Quarkus 2.16.6.Final, the sixth maintenance release, provides notable changes such as: a removal of the session cookie if ID token verification has failed; allow the use of null in the REST Client request body; support for repeatable @Incoming annotations in reactive messaging; and dependency upgrades to GraphQL Java 19.4, Wildfly Elytron 1.20.3.Final and Keycloak 21.0.1. Further details on this release may be found in the changelog.

Open Liberty

IBM has released Open Liberty 23.0.0.3 featuring bug fixes and support for: JDK 20; the Jakarta EE 10 Platform, Web and Core profiles; and the core MicroProfile 6.0 specifications.

Apache Camel

The release of Apache Camel 3.18.6 delivers big fixes, dependency upgrades and improvements such as: allow HTTP response headers with empty values to be returned to support applications that require this; improved handling of allowing or disallowing an HTTP request body; and a fix for the potential to block the Vert.x event loop if the route processing coming after the vertx-websocket consumer executes blocking operations. More details on this release may be found in the release notes.

PrimeFaces

The release of PrimeFaces 12.0.4 ships with bug fixes and new features: a restoration of the getExcelPattern() and validate() methods defined in the CurrencyValidator class;

Further details on this release may be found in the list of issues.

JHipster

The JHipster team has released version 0.31.0 of JHipster Lite with many dependency upgrades and notable changes such as: a fix for generating the same customConversions beans for use in MongoDB and Redis; a fix for the Apache Kafka producer and consumer; and a removal of the Jest testing framework dependency as it was only used for the optional-typescript module. More details on this release may be found in the release notes.

JobRunr

JobRunr 6.1.3 has been released to deliver a fix for the high number of calls to jobrunr_job_stats view that allows developers to disable Java Management Extensions (JMX) for the JobStats class.

Gradle

The third release candidate of Gradle 8.1 features: continued improvements to the configuration cache; support for dependency verification; improved error reporting for Groovy closures; support for Java lambdas; and support for building projects with JDK 20. Further details on this release may be found in the release notes.

Devnexus

Devnexus 2023 was held at the Georgia World Congress Center in Atlanta, Georgia this past week featuring speakers from the Java community who delivered workshops and talks on topics such as: Jakarta EE, Java Platform, Core Java, Architecture, Cloud Infrastructure and Security.

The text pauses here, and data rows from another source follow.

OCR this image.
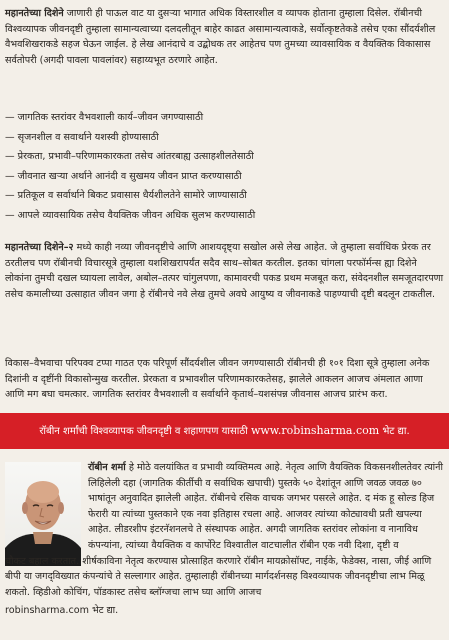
महानतेच्या दिशेने जाणारी ही पाऊल वाट या दुसऱ्या भागात अधिक विस्तारशील व व्यापक होताना तुम्हाला दिसेल. रॉबीनची विश्वव्यापक जीवनदृष्टी तुम्हाला सामान्यत्वाच्या दलदलीतून बाहेर काढत असामान्यत्वाकडे, सर्वोत्कृष्टतेकडे तसेच एका सौंदर्यशील वैभवशिखराकडे सहज घेऊन जाईल. हे लेख आनंदाचे व उद्बोधक तर आहेतच पण तुमच्या व्यावसायिक व वैयक्तिक विकासास सर्वतोपरी (अगदी पावला पावलांवर) सहाय्यभूत ठरणारे आहेत.

— जागतिक स्तरांवर वैभवशाली कार्य–जीवन जगण्यासाठी
— सृजनशील व सवार्थाने यशस्वी होण्यासाठी
— प्रेरकता, प्रभावी–परिणामकारकता तसेच आंतरबाह्य उत्साहशीलतेसाठी
— जीवनात खऱ्या अर्थाने आनंदी व सुखमय जीवन प्राप्त करण्यासाठी
— प्रतिकूल व सर्वार्थाने बिकट प्रवासास धैर्यशीलतेने सामोरे जाण्यासाठी
— आपले व्यावसायिक तसेच वैयक्तिक जीवन अधिक सुलभ करण्यासाठी

महानतेच्या दिशेने–२ मध्ये काही नव्या जीवनदृष्टीचे आणि आशयदृष्ट्या सखोल असे लेख आहेत. जे तुम्हाला सर्वाधिक प्रेरक तर ठरतीलच पण रॉबीनची विचारसूत्रे तुम्हाला यशशिखरापर्यंत सदैव साथ–सोबत करतील. इतका चांगला परफॉर्मन्स ह्या दिशेने लोकांना तुमची दखल घ्यायला लावेल, अबोल–तत्पर चांगुलपणा, कामावरची पकड प्रथम मजबूत करा, संवेदनशील समजूतदारपणा तसेच कमालीच्या उत्साहात जीवन जगा हे रॉबीनचे नवे लेख तुमचे अवघे आयुष्य व जीवनाकडे पाहण्याची दृष्टी बदलून टाकतील.

विकास–वैभवाचा परिपक्व टप्पा गाठत एक परिपूर्ण सौंदर्यशील जीवन जगण्यासाठी रॉबीनची ही १०१ दिशा सूत्रे तुम्हाला अनेक दिशांनी व दृष्टींनी विकासोन्मुख करतील. प्रेरकता व प्रभावशील परिणामकारकतेसह, झालेले आकलन आजच अंमलात आणा आणि मग बघा चमत्कार. जागतिक स्तरांवर वैभवशाली व सर्वार्थाने कृतार्थ–यशसंपन्न जीवनास आजच प्रारंभ करा.

रॉबीन शर्मांची विश्वव्यापक जीवनदृष्टी व शहाणपण यासाठी www.robinsharma.com भेट द्या.

रॉबीन शर्मा हे मोठे वलयांकित व प्रभावी व्यक्तिमत्व आहे. नेतृत्व आणि वैयक्तिक विकसनशीलतेवर त्यांनी लिहिलेली दहा (जागतिक कीर्तीची व सर्वाधिक खपाची) पुस्तके ५० देशांतून आणि जवळ जवळ ७० भाषांतून अनुवादित झालेली आहेत. रॉबीनचे रसिक वाचक जगभर पसरले आहेत. द मंक हू सोल्ड हिज फेरारी या त्यांच्या पुस्तकाने एक नवा इतिहास रचला आहे. आजवर त्यांच्या कोट्यावधी प्रती खपल्या आहेत. लीडरशीप इंटरनॅशनलचे ते संस्थापक आहेत. अगदी जागतिक स्तरांवर लोकांना व नानाविध कंपन्यांना, त्यांच्या वैयक्तिक व कार्पोरेट विश्वातील वाटचालीत रॉबीन एक नवी दिशा, दृष्टी व
चौकट बहाल करतात. शीर्षकाविना नेतृत्व करण्यास प्रोत्साहित करणारे रॉबीन मायक्रोसॉफ्ट, नाईके, फेडेक्स, नासा, जीई आणि बीपी या जगद्‌विख्यात कंपन्यांचे ते सल्लागार आहेत. तुम्हालाही रॉबीनच्या मार्गदर्शनसह विश्वव्यापक जीवनदृष्टीचा लाभ मिळू शकतो. व्हिडीओ कोचिंग, पॉडकास्ट तसेच ब्लॉग्जचा लाभ घ्या आणि आजच

robinsharma.com भेट द्या.
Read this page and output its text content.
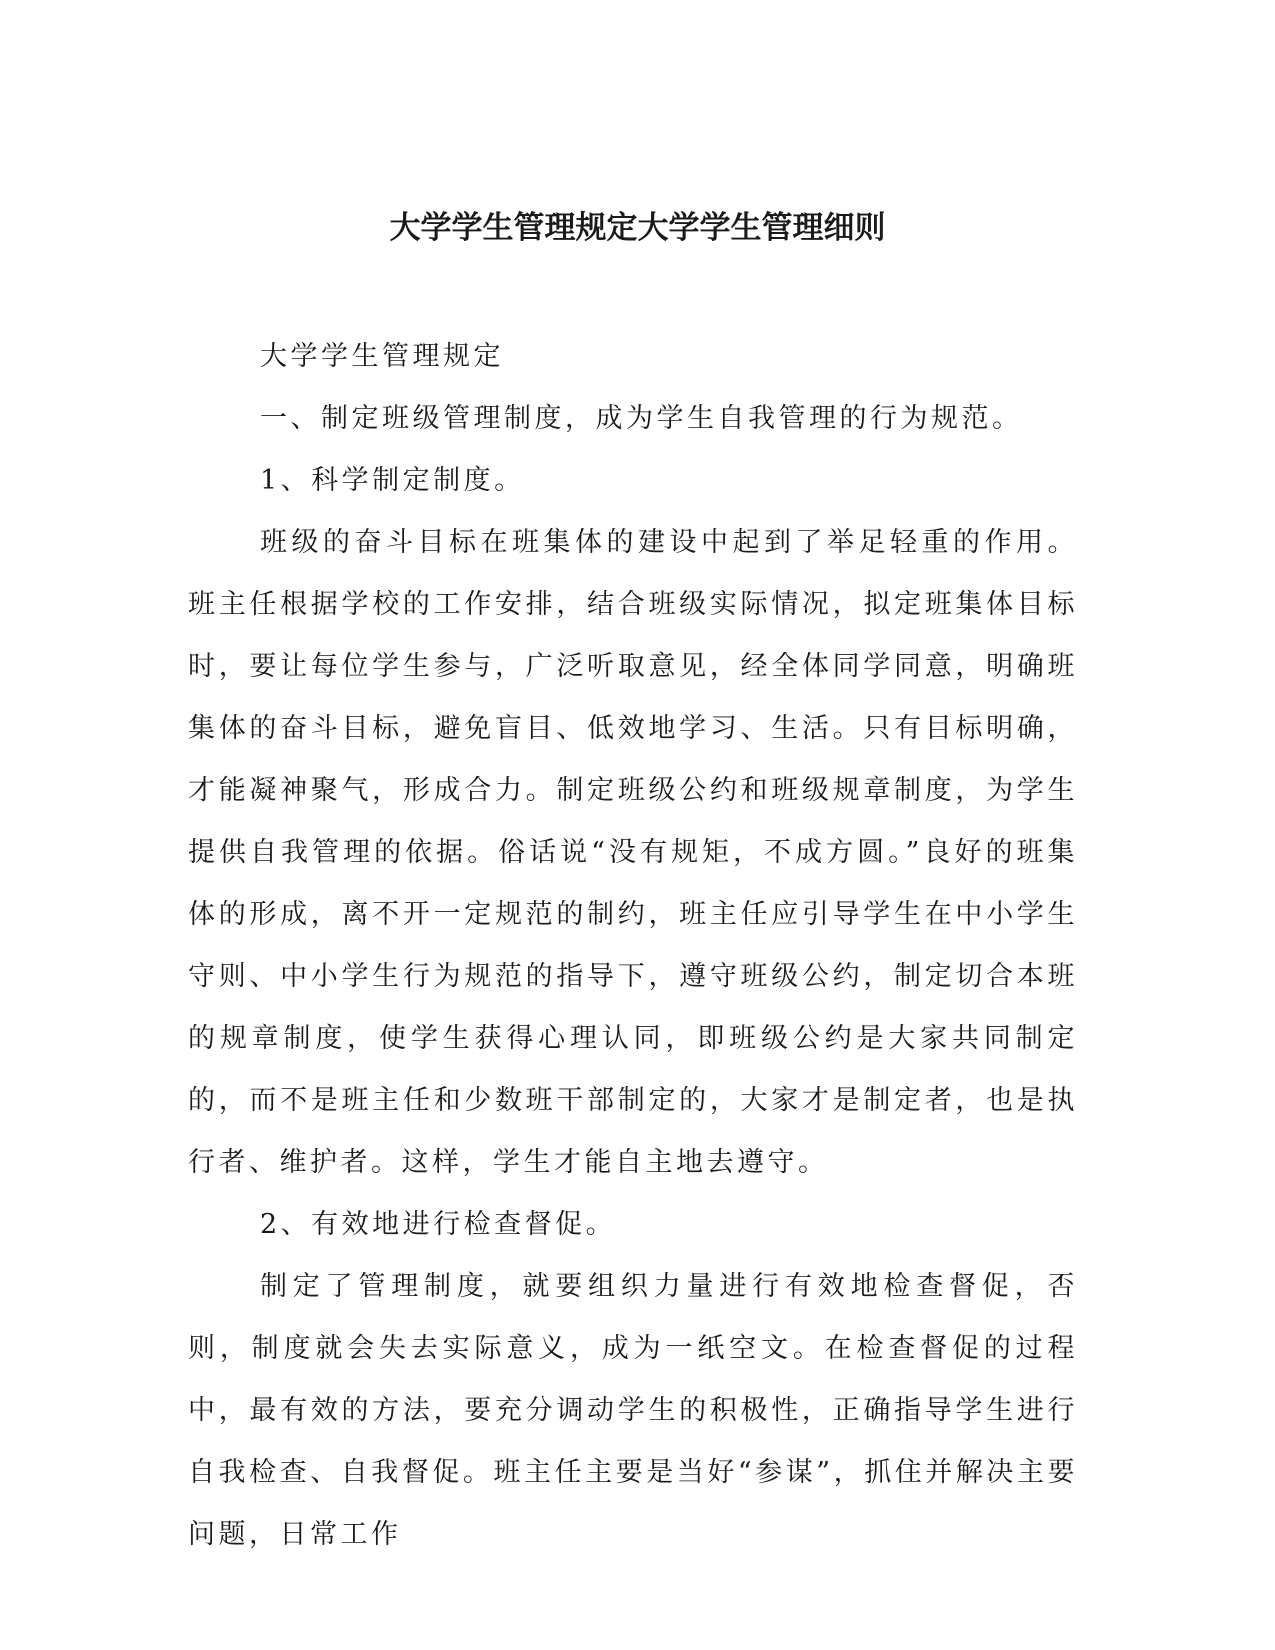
大学学生管理规定大学学生管理细则

大学学生管理规定

一、制定班级管理制度，成为学生自我管理的行为规范。

1、科学制定制度。

班级的奋斗目标在班集体的建设中起到了举足轻重的作用。班主任根据学校的工作安排，结合班级实际情况，拟定班集体目标时，要让每位学生参与，广泛听取意见，经全体同学同意，明确班集体的奋斗目标，避免盲目、低效地学习、生活。只有目标明确，才能凝神聚气，形成合力。制定班级公约和班级规章制度，为学生提供自我管理的依据。俗话说“没有规矩，不成方圆。”良好的班集体的形成，离不开一定规范的制约，班主任应引导学生在中小学生守则、中小学生行为规范的指导下，遵守班级公约，制定切合本班的规章制度，使学生获得心理认同，即班级公约是大家共同制定的，而不是班主任和少数班干部制定的，大家才是制定者，也是执行者、维护者。这样，学生才能自主地去遵守。

2、有效地进行检查督促。

制定了管理制度，就要组织力量进行有效地检查督促，否则，制度就会失去实际意义，成为一纸空文。在检查督促的过程中，最有效的方法，要充分调动学生的积极性，正确指导学生进行自我检查、自我督促。班主任主要是当好“参谋”，抓住并解决主要问题，日常工作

Devnexus, hosted by the Atlanta Java Users Group (AJUG), has a history that dates back to 2004 when the conference was originally called DevCon. The Devnexus name was introduced in 2010.

Developers can learn more about Devnexus and AJUG from this Foojay.io podcast hosted by Frank Delporte, senior technical writer at Azul, who interviewed Pratik Patel, Vice President of Developer Advocacy at Azul and AJUG president, and Vince Mayers, developer relations at Gradle and AJUG treasurer.